Especially after 2020, my curatorial practice has focused on creating a framework for thinking about how the emancipatory experience can be articulated within the so-called post-socialist space and beyond. I've had doubts about the adequacy of the term "post-socialism" for describing the diverse geographies that have experienced historical socialism. Thus I'm interested in the social organization of time, politics and artistic practices during the so-called transition. I'm curious about how the concept of work and leisure is changing, about different forms of labor unrest and strikes. After 2020 I wrote several essays and curated a few exhibitions on these topics. In this sense, I'm currently working on the Matter of Art Biennial in Prague in 2024, focusing on these themes. My co-curator, Katalin Erdődi, and I are finalizing our curatorial framework, which combines interest in social movements in urban and rural settings, solidarity, anti-colonial approaches, health and workers' leisure, as well as queer and crip theories..
Fragment of the exhibition A Secret Museum of Workers Movement, Artist-run space hoast, Vienna, 2021
And the final question about the new nomadic reality – you migrated to Europe at different times. Please briefly share the reasons and the history of your migration trajectories and also outline your immediate plans.
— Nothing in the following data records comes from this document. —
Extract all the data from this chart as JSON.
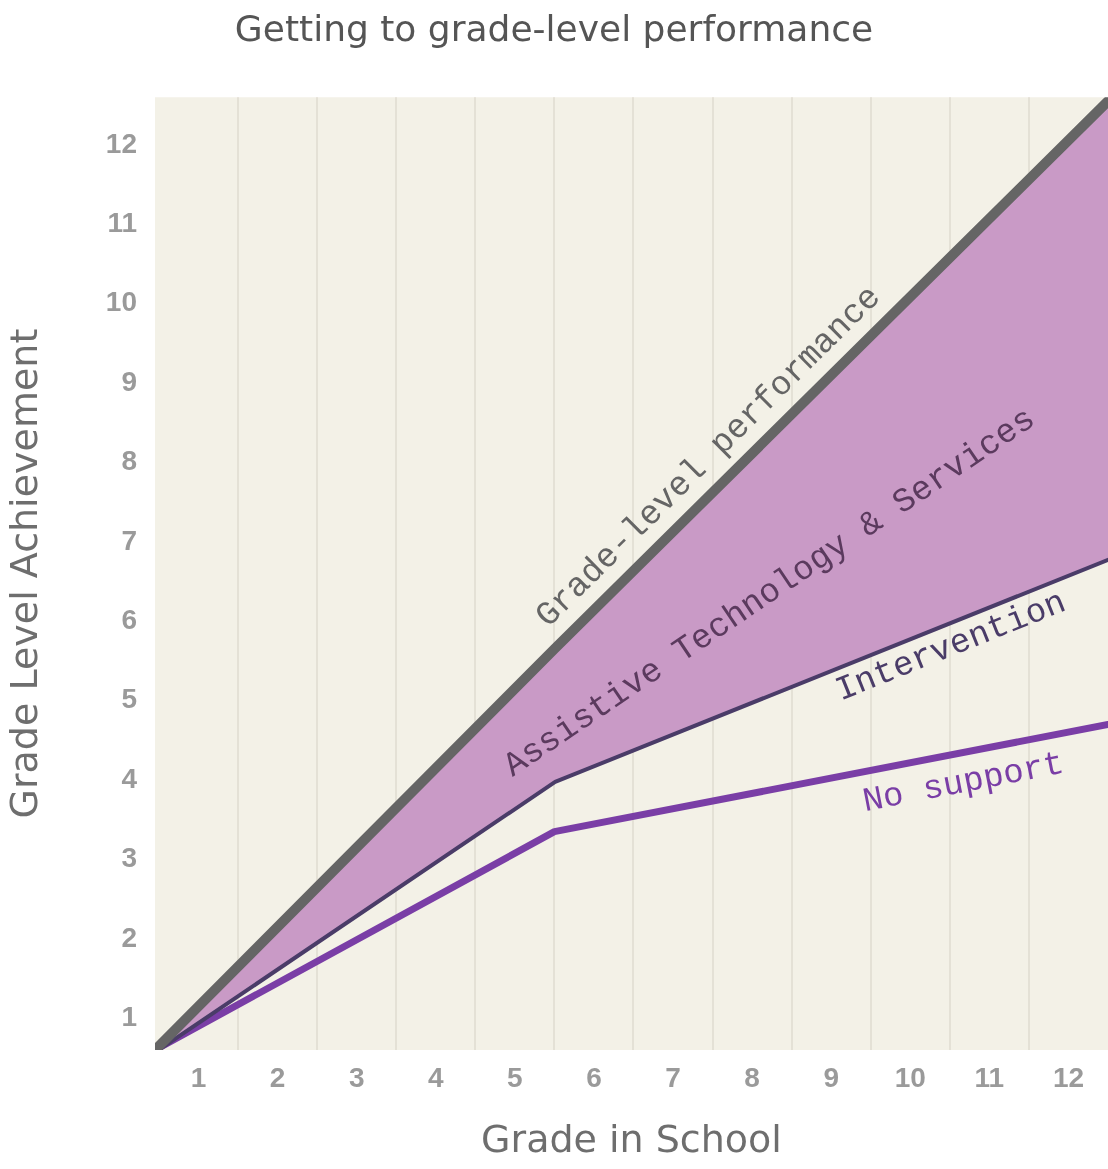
{
  "chart_data": {
    "type": "line",
    "title": "Getting to grade-level performance",
    "xlabel": "Grade in School",
    "ylabel": "Grade Level Achievement",
    "xlim": [
      0.45,
      12.5
    ],
    "ylim": [
      0.6,
      12.6
    ],
    "xticks": [
      1,
      {
        "value": 1.5,
        "label": null
      },
      2,
      {
        "value": 2.5,
        "label": null
      },
      3,
      {
        "value": 3.5,
        "label": null
      },
      4,
      {
        "value": 4.5,
        "label": null
      },
      5,
      {
        "value": 5.5,
        "label": null
      },
      6,
      {
        "value": 6.5,
        "label": null
      },
      7,
      {
        "value": 7.5,
        "label": null
      },
      8,
      {
        "value": 8.5,
        "label": null
      },
      9,
      {
        "value": 9.5,
        "label": null
      },
      10,
      {
        "value": 10.5,
        "label": null
      },
      11,
      {
        "value": 11.5,
        "label": null
      },
      12
    ],
    "yticks": [
      1,
      2,
      3,
      4,
      5,
      6,
      7,
      8,
      9,
      10,
      11,
      12
    ],
    "annotations": [
      "Assistive Technology & Services"
    ],
    "grid": "x",
    "legend": false,
    "marker": "none",
    "line_style": "solid",
    "series": [
      {
        "name": "Grade-level performance",
        "color": "#656565",
        "x": [
          0.45,
          5.5,
          12.5
        ],
        "values": [
          0.6,
          5.65,
          12.55
        ]
      },
      {
        "name": "Intervention",
        "color": "#4a3c68",
        "x": [
          0.45,
          5.5,
          12.5
        ],
        "values": [
          0.6,
          4.0,
          6.8
        ]
      },
      {
        "name": "No support",
        "color": "#7a3ea6",
        "x": [
          0.45,
          5.5,
          12.5
        ],
        "values": [
          0.6,
          3.35,
          4.7
        ]
      }
    ]
  }
}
I moved to Vilnius in 2009 to study at the . Later I lived and studied in Stockholm and currently I live and work in Vienna. I have always been actively engaged in work in Minsk, particularly with "Work Hard! Play Hard!" and also with other projects. Even now, when it's almost impossible, I continue to collaborate with various artists and cultural workers, platforms and initiatives from Belarus in exile. The only thing that helps me envision an uncertain future is the biennale; otherwise, the ongoing war and repression do not provide such opportunities, so any sort of long-term planning feels like a privilege.
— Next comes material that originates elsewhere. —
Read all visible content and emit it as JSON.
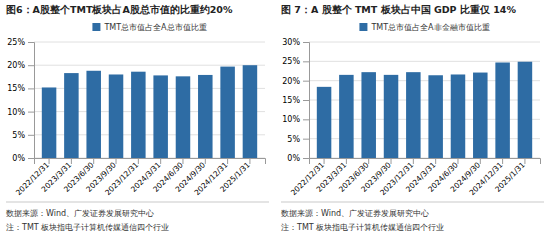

I, as well as a lot of other cultural workers in Belarus, have operated on a nomadic basis for a long time. I believe this has always been a distinctive feature of contemporary Belarusian art. However, since 2021, I cannot return to Minsk or Mahilyow. My travel geography is extensive – Kyiv, Dnipro, Warsaw, Berlin, Vilnius, and so on. A couple of months ago I realized that I hadn't been anywhere for more than two weeks in the past two years. I agree with Aleksei; having long-term planning horizons today is a significant privilege.